Since the internet took off, the print media’s advertising-supported business model has floundered. In the past 20 years newspapers’ ad revenues in America have fallen by about 80% (to Depression-era levels), while circulation has roughly fallen by half. Though online traffic has surged, revenue from digital advertising has failed to offset the profit draining out of print. Platforms such as Google and Facebook have become the new moguls of the media landscape. In Britain, for instance, Google accounts for more than 90% of search-advertising revenues and Facebook for half the value of all display ads, says the Competition and Markets Authority (cma), a regulator. In the past two years they have between them disgorged 40% of online traffic going to national papers. The cma warned in July that ad-fuelled online platforms could hasten the decline of reliable news media.
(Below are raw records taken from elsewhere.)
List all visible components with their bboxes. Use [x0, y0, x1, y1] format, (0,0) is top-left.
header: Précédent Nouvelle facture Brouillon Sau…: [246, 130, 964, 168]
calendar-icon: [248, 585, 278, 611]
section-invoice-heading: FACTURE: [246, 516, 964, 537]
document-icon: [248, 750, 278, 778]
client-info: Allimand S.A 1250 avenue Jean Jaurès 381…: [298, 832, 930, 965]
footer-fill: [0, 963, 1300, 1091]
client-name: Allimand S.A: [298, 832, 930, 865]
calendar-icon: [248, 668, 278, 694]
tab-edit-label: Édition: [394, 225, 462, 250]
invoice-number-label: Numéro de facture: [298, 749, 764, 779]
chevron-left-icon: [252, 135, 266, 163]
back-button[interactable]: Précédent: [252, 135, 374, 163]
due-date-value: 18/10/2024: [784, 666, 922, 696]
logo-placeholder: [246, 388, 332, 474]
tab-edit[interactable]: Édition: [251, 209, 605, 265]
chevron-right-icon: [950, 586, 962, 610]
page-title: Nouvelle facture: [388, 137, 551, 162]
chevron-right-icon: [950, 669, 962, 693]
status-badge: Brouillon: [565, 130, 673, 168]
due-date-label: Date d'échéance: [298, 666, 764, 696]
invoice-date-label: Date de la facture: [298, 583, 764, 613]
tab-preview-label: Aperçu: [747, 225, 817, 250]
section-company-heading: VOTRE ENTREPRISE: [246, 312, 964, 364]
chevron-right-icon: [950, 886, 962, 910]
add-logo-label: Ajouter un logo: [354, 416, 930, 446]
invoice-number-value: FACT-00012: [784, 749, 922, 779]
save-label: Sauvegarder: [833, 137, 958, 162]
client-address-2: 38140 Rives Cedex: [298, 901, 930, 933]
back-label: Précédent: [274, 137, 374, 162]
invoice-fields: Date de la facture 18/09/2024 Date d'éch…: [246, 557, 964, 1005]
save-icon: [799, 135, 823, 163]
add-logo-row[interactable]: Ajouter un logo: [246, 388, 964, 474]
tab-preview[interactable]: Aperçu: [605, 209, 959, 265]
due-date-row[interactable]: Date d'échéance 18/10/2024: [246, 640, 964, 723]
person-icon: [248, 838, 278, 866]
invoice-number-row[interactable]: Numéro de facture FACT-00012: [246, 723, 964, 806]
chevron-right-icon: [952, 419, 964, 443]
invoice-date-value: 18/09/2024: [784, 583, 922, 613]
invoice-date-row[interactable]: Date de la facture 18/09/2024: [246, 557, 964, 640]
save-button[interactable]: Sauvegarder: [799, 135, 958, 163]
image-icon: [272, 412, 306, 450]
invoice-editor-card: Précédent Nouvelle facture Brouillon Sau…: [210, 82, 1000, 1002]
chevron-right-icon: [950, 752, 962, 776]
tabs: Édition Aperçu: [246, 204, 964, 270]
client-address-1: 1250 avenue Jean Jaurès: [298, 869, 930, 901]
From https://www.economist.com/business/2020/10/17/should-big-tech-save-newspapers
But Google is “coming to the rescue”:
Mindful of the hue and cry, Google is offering a handout. This month it pledged $1bn over three years to newspapers to curate news content for its site. Some publishers saw it as a precedent—and a tacit admission that Google should pay for news. Even News Corp, a media behemoth controlled by Rupert Murdoch, which has led the crusade against the tech giants, welcomed the move. Last year Facebook agreed to pay News Corp a licensing fee for displaying some articles in its news tab.
Question is… whom are they really rescuing? Newspapers, or their own company, from anti-trust proceedings of democratic governments?
If anything, the gratitude for big tech’s largesse shows how desperate newspapers are for payment of any kind. Yet set against revenues of $162bn last year at Google’s parent, Alphabet, $1bn is a pittance. More to the point, it will not change the underlying economics of the global newspaper industry, which had about $140bn of revenues last year. That is because the ad-funded business model was living on fumes even before the internet ate the world this century.
Desperate is the word.
(emphasis mine)
The real failure is that papers have lost control of distribution to Google and Facebook, making it harder to monetise the traffic.
I fully agree.
This is a mistake some content industries, such as video-streaming and music, have avoided.
I totally disagree. Since I subscribed to Apple Music, I didn’t buy a single song – whether CD or Digital. The payout of Spotify and Apple Music to the music companies and to the artists is minimal. This danger is still looming over newspapers, and there will be temptation to sell via “all you can eat” platforms and get only cents for a couple of articles, instead of reliable subscriptions directly with the reader.
I believe the solution are paid subscriptions, directly with the reader. I cannot see any other way. Advertising directly sold to the customers (without Google) could slowly become a second support leg, if we are lucky (and if publishers start understanding this – a few already do). For some countries that still heavily depend on print advertising, this will be even more critical.
Moreover, some of the advertising dollars made by big tech came from bringing new firms, particularly microbusinesses, into the market, rather than poaching online advertisers from newspapers.
I disagree. Advertising is lost to newspapers, because it is cheaper and more effective to do it via Google (Google having all the private data profiles of billions of people), and Google can distribute it over the whole surface of the WWW – which is, by nature, much more space than the original “scarce” space in newspapers.
My opinion:
Newspapers need to save themselves, yes, absolutely. But they can only do it with the help of their readers. That means, they must build on the trust they have with them – instead of damaging it by inserting trackers into their sites. They must offer high-quality reliable content, and convince (or strengthen) the opinion that this is worth paying for.
On the other hand, they must seriously fight Google and Facebook – who are their biggest adversaries, who took away already most of the advertising, not least based on the knowledge that they gained on the readers by the trackers inserted by the newspaper publishers themselves. Publishers put, so to speak, the Trojan horses into their own products, in a move that still seems naive to me. (Nowadays, it probably doesn’t matter anymore, as Google already has the personal profiles – but it is still harming the trust of readers into the publishers.)